Por que essa reforma pode melhorar o financiamento climático global?
Um estudo do CPI (Climate Policy Initiative) publicado em janeiro de 2025 aborda a necessidade urgente de mobilizar capital para a transição verde, especialmente em mercados emergentes, em um ambiente internacional caracterizado por regras contábeis que limitam a capacidade de empréstimos dos BMDs, avaliações de risco conservadoras e o papel da geopolítica na disponibilidade de garantias.
Esse estudo, elaborado por quatro analistas do Global Innovation Lab for Climate Finance e do FiCS Lab, ligado ao BID, discute o impacto das regras contábeis dos BMDs para inclusão de garantias em seus balanços. Além de limitarem a concessão de novos empréstimos públicos ao ocuparem muito espaço no balanço, regras complexas e onerosas podem desencorajar o uso de garantias e limitar a mobilização de capital privado para projetos climáticos.
Como essa reforma da arquitetura financeira global se relaciona com o mercado de capitais?
A estimativa do CPI é que o volume de financiamento climático global precisará aumentar cinco vezes para alcançar a meta de manter o aquecimento global limitado a 1,5ºC, como prevê o Acordo de Paris. Para fechar essa lacuna, é fundamental aumentar o financiamento climático, tanto público quanto privado.
Para mobilizar capital privado para projetos climáticos, as garantias são essenciais para reduzir o risco e tornar os projetos mais atraentes e viáveis para os investidores. Se as regras são muito complexas ou onerosas, isso pode desencorajar o uso de garantias, que são ferramentas importantes para mitigar riscos e atrair capital privado.
Mercados emergentes e economias em desenvolvimento enfrentam desafios particulares na obtenção de financiamento climático, já que a percepção de maior risco aumenta o papel das garantias.
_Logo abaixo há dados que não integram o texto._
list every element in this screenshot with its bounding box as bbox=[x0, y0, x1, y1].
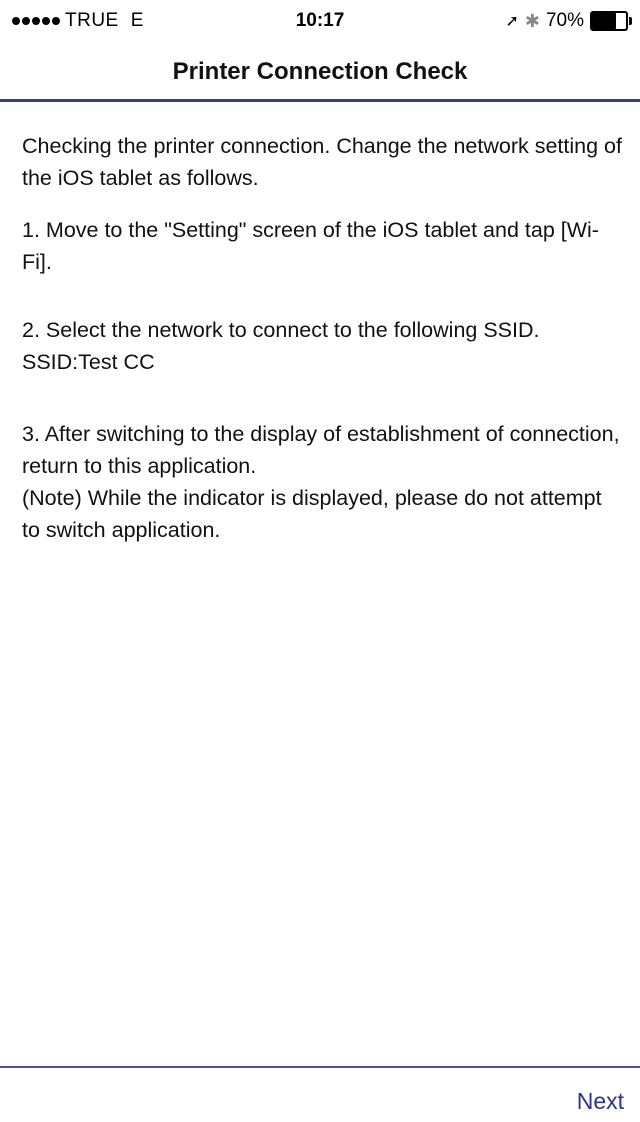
instructions-content: Checking the printer connection. Change … bbox=[22, 130, 622, 546]
step-3-text: 3. After switching to the display of est… bbox=[22, 422, 620, 542]
step-1-text: 1. Move to the "Setting" screen of the i… bbox=[22, 218, 599, 274]
navigation-bar: Printer Connection Check bbox=[0, 40, 640, 102]
bottom-toolbar: Next bbox=[0, 1066, 640, 1122]
status-bar: TRUE E 10:17 ➚ ✱ 70% bbox=[0, 0, 640, 40]
bluetooth-icon: ✱ bbox=[524, 10, 540, 31]
page-title: Printer Connection Check bbox=[172, 58, 468, 85]
battery-percent: 70% bbox=[545, 10, 584, 31]
battery-fill bbox=[592, 13, 616, 29]
intro-text: Checking the printer connection. Change … bbox=[22, 134, 622, 190]
next-button[interactable]: Next bbox=[577, 1088, 624, 1115]
location-arrow-icon: ➚ bbox=[505, 13, 519, 30]
status-right: ➚ ✱ 70% bbox=[505, 10, 632, 32]
step-2-text: 2. Select the network to connect to the … bbox=[22, 318, 540, 374]
battery-icon bbox=[590, 11, 632, 31]
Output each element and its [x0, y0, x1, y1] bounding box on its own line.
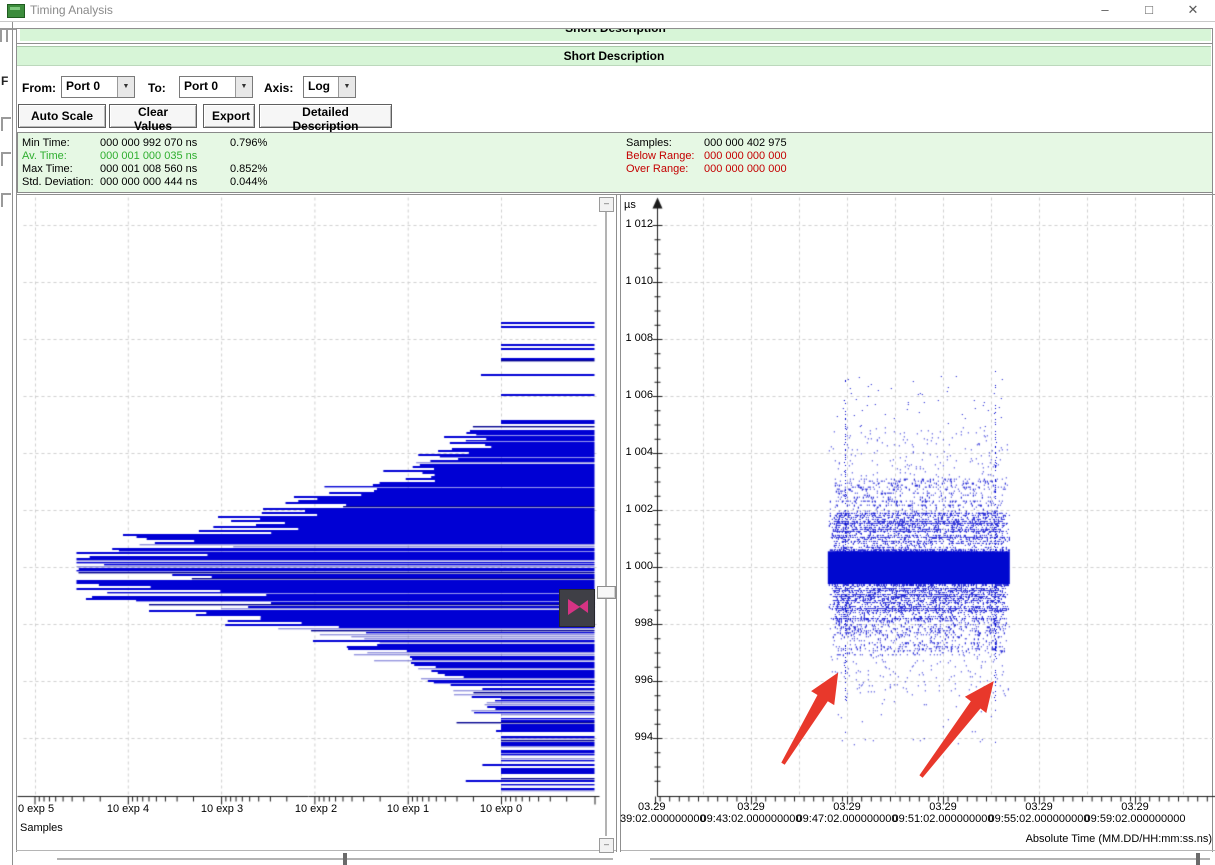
clear-values-button[interactable]: Clear Values — [109, 104, 197, 133]
y-tick-label: 1 008 — [625, 332, 653, 344]
slider-up-button[interactable]: ‒ — [599, 197, 614, 212]
to-port-value: Port 0 — [184, 79, 219, 93]
scatter-plot-canvas[interactable] — [620, 195, 1215, 855]
axis-scale-value: Log — [308, 79, 330, 93]
axis-scale-select[interactable]: Log ▼ — [303, 76, 356, 98]
maximize-button[interactable]: □ — [1134, 0, 1164, 20]
auto-scale-button[interactable]: Auto Scale — [18, 104, 106, 128]
chevron-down-icon[interactable]: ▼ — [117, 77, 134, 97]
stat-max-time: Max Time: 000 001 008 560 ns 0.852% — [22, 163, 267, 176]
histogram-x-tick-label: 10 exp 0 — [479, 803, 523, 815]
histogram-x-tick-label: 10 exp 3 — [200, 803, 244, 815]
stat-label: Over Range: — [626, 163, 689, 175]
stat-value: 000 001 000 035 ns — [100, 150, 198, 162]
frame-line — [12, 22, 13, 865]
horizontal-slider-handle[interactable] — [343, 853, 347, 865]
stat-value: 000 000 992 070 ns — [100, 137, 198, 149]
stat-value: 000 000 000 000 — [704, 163, 787, 175]
y-axis-unit-label: µs — [624, 199, 636, 211]
histogram-x-tick-label: 10 exp 1 — [386, 803, 430, 815]
histogram-x-tick-label: 10 exp 2 — [294, 803, 338, 815]
y-tick-label: 1 006 — [625, 389, 653, 401]
y-tick-label: 994 — [634, 731, 653, 743]
x-axis-title: Absolute Time (MM.DD/HH:mm:ss.ns) — [1025, 833, 1212, 845]
stat-label: Below Range: — [626, 150, 695, 162]
stat-std-deviation: Std. Deviation: 000 000 000 444 ns 0.044% — [22, 176, 267, 189]
from-port-select[interactable]: Port 0 ▼ — [61, 76, 135, 98]
histogram-canvas[interactable] — [16, 195, 616, 855]
export-button[interactable]: Export — [203, 104, 255, 128]
stat-min-time: Min Time: 000 000 992 070 ns 0.796% — [22, 137, 267, 150]
stat-below-range: Below Range: 000 000 000 000 — [626, 150, 834, 163]
stat-label: Samples: — [626, 137, 672, 149]
panel-header: Short Description — [17, 46, 1211, 66]
timing-analysis-window: Timing Analysis – □ ✕ F Short Descriptio… — [0, 0, 1215, 865]
vertical-slider-thumb[interactable] — [597, 586, 616, 599]
axis-label: Axis: — [264, 81, 294, 95]
y-tick-label: 1 002 — [625, 503, 653, 515]
stat-label: Std. Deviation: — [22, 176, 94, 188]
stat-value: 000 000 000 000 — [704, 150, 787, 162]
y-tick-label: 998 — [634, 617, 653, 629]
to-label: To: — [148, 81, 166, 95]
chevron-down-icon[interactable]: ▼ — [338, 77, 355, 97]
frame-line — [16, 43, 1212, 44]
panel-divider — [616, 195, 621, 852]
to-port-select[interactable]: Port 0 ▼ — [179, 76, 253, 98]
histogram-x-tick-label: 10 exp 4 — [106, 803, 150, 815]
x-tick-label: 03.29 09:59:02.000000000 — [1084, 801, 1186, 825]
stat-label: Av. Time: — [22, 150, 67, 162]
minimize-button[interactable]: – — [1090, 0, 1120, 20]
detailed-description-button[interactable]: Detailed Description — [259, 104, 392, 133]
background-window-fragment — [1, 193, 11, 207]
y-tick-label: 1 000 — [625, 560, 653, 572]
y-tick-label: 996 — [634, 674, 653, 686]
window-title: Timing Analysis — [30, 3, 113, 17]
slider-down-button[interactable]: ‒ — [599, 838, 614, 853]
stat-label: Max Time: — [22, 163, 73, 175]
app-icon — [7, 4, 25, 18]
window-titlebar: Timing Analysis – □ ✕ — [0, 0, 1215, 22]
stat-value: 000 000 402 975 — [704, 137, 787, 149]
background-window-fragment — [1, 152, 11, 166]
stat-percent: 0.796% — [230, 137, 268, 149]
y-tick-label: 1 010 — [625, 275, 653, 287]
background-window-fragment — [1, 117, 11, 131]
vertical-slider-track[interactable] — [605, 212, 607, 836]
y-tick-label: 1 012 — [625, 218, 653, 230]
background-window-fragment — [6, 28, 16, 42]
from-label: From: — [22, 81, 56, 95]
stat-percent: 0.852% — [230, 163, 268, 175]
close-button[interactable]: ✕ — [1178, 0, 1208, 20]
histogram-x-axis-title: Samples — [20, 822, 63, 834]
stat-samples: Samples: 000 000 402 975 — [626, 137, 834, 150]
background-window-letter: F — [1, 74, 9, 88]
clipped-panel-header: Short Description — [20, 29, 1211, 41]
horizontal-slider-track-right[interactable] — [650, 858, 1210, 860]
stat-percent: 0.044% — [230, 176, 268, 188]
stat-label: Min Time: — [22, 137, 70, 149]
stat-av-time: Av. Time: 000 001 000 035 ns — [22, 150, 230, 163]
chevron-down-icon[interactable]: ▼ — [235, 77, 252, 97]
stat-over-range: Over Range: 000 000 000 000 — [626, 163, 834, 176]
from-port-value: Port 0 — [66, 79, 101, 93]
stat-value: 000 000 000 444 ns — [100, 176, 198, 188]
histogram-x-tick-label: 0 exp 5 — [18, 803, 55, 815]
statistics-panel: Min Time: 000 000 992 070 ns 0.796% Av. Ti… — [17, 132, 1213, 193]
stat-value: 000 001 008 560 ns — [100, 163, 198, 175]
y-tick-label: 1 004 — [625, 446, 653, 458]
horizontal-slider-handle[interactable] — [1196, 853, 1200, 865]
horizontal-slider-track-left[interactable] — [57, 858, 613, 860]
bowtie-cursor-icon — [559, 589, 595, 627]
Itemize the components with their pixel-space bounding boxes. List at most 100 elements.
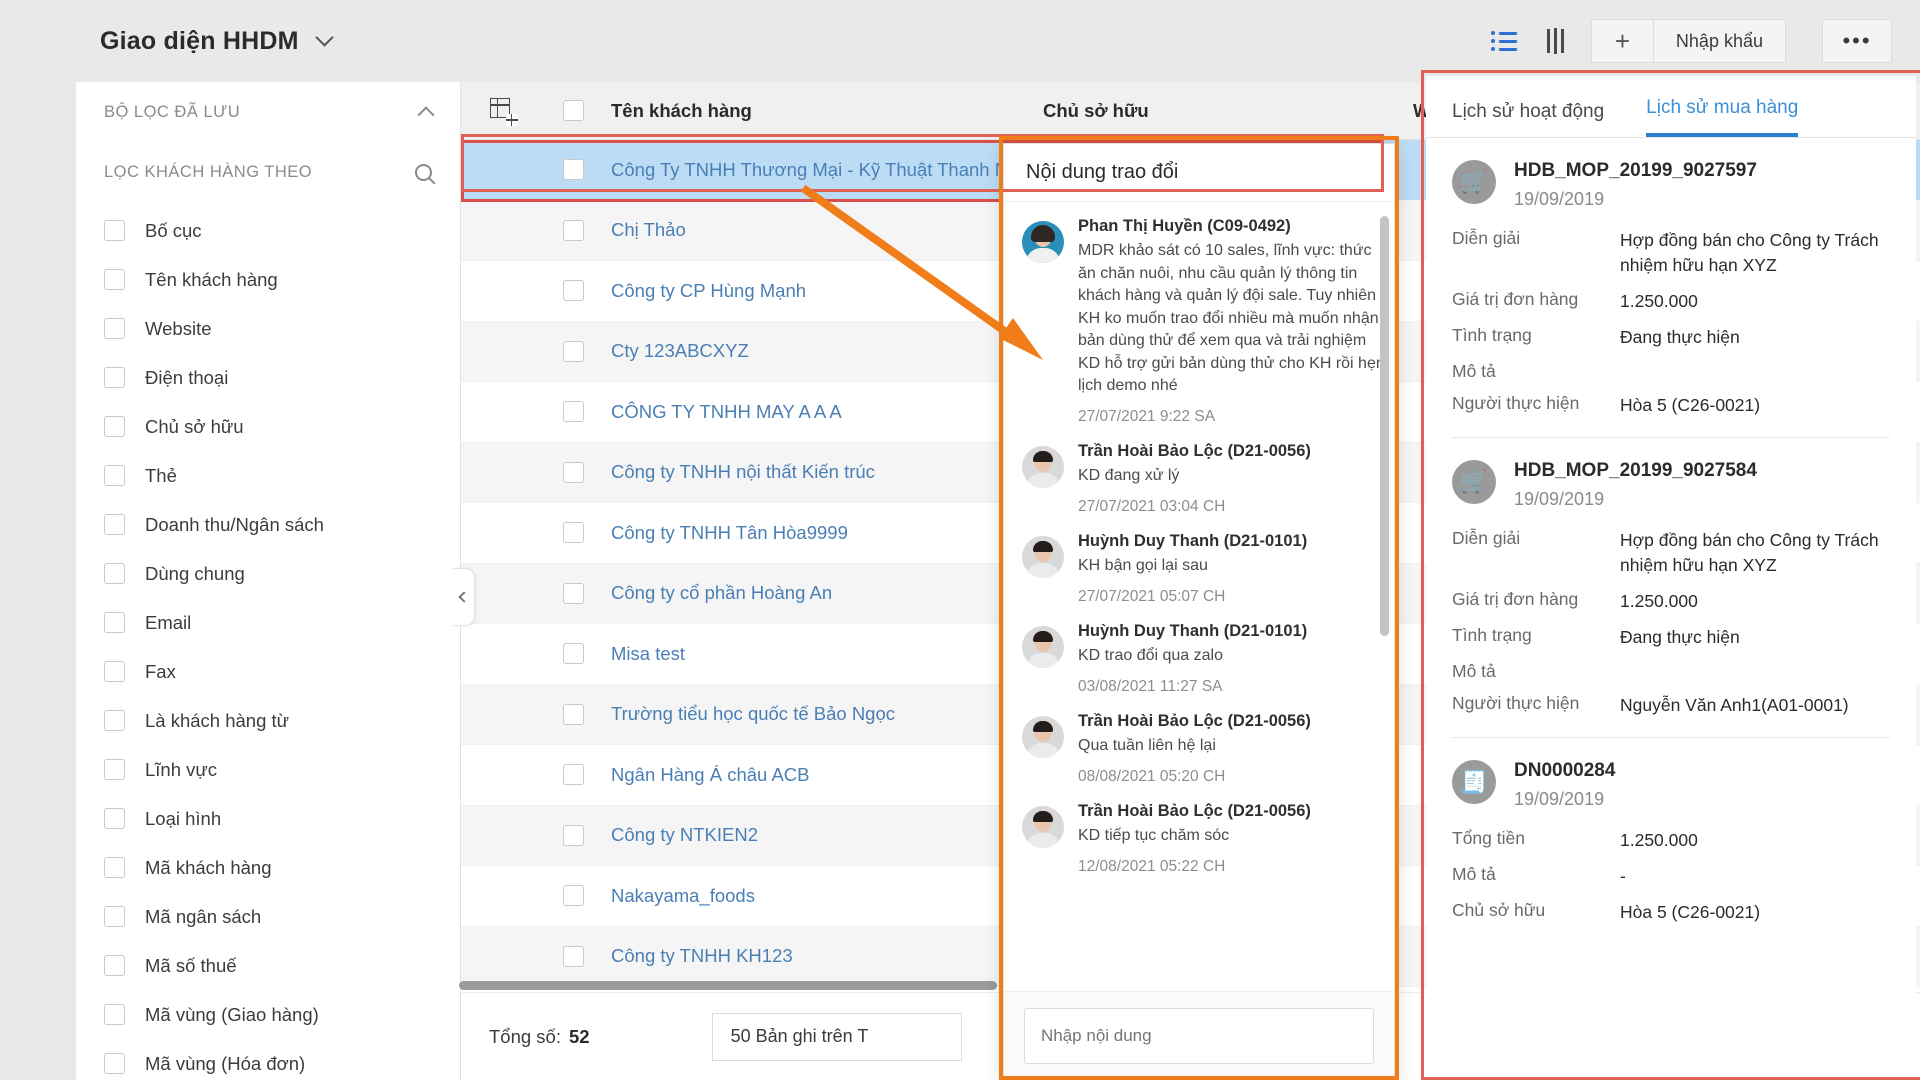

Se as regras contábeis dos BMDs dificultam o uso de garantias, prejudicam ainda mais o fluxo de financiamento para esses países.
O que pode ser feito e quais são os obstáculos à reforma?
Uma das recomendações do estudo do CPI é revisar essas regras, criar produtos de garantia ou simplificar os processos de aprovação dos financiamentos. Isso pode incluir tornar os processos de garantia mais simples, expandir apoio técnico para projetos verdes, reduzir custos e taxas de garantias, estender prazos de garantias para alinhar com projetos de longo prazo e fomentar a colaboração entre setores público e privado.
Para isso, seriam necessárias mudanças institucionais e políticas dentro das instituições do sistema Bretton Woods. Entre os BMDs, alguns já vêm fazendo ajustes internos: o BID, por exemplo, aprovou em 2024 uma nova Estratégia Institucional com foco em projetos de impacto que promovam o desenvolvimento sustentável nas economias da América Latina e Caribe.
O diretor executivo do FMI no Brasil, André Roncaglia, defende que é urgente reformar o FMI e o Banco Mundial para aprofundar e fortalecer o multilateralismo. O desafio, porém, está em obter um consenso entre os países no atual contexto de incertezas econômicas e geopolíticas.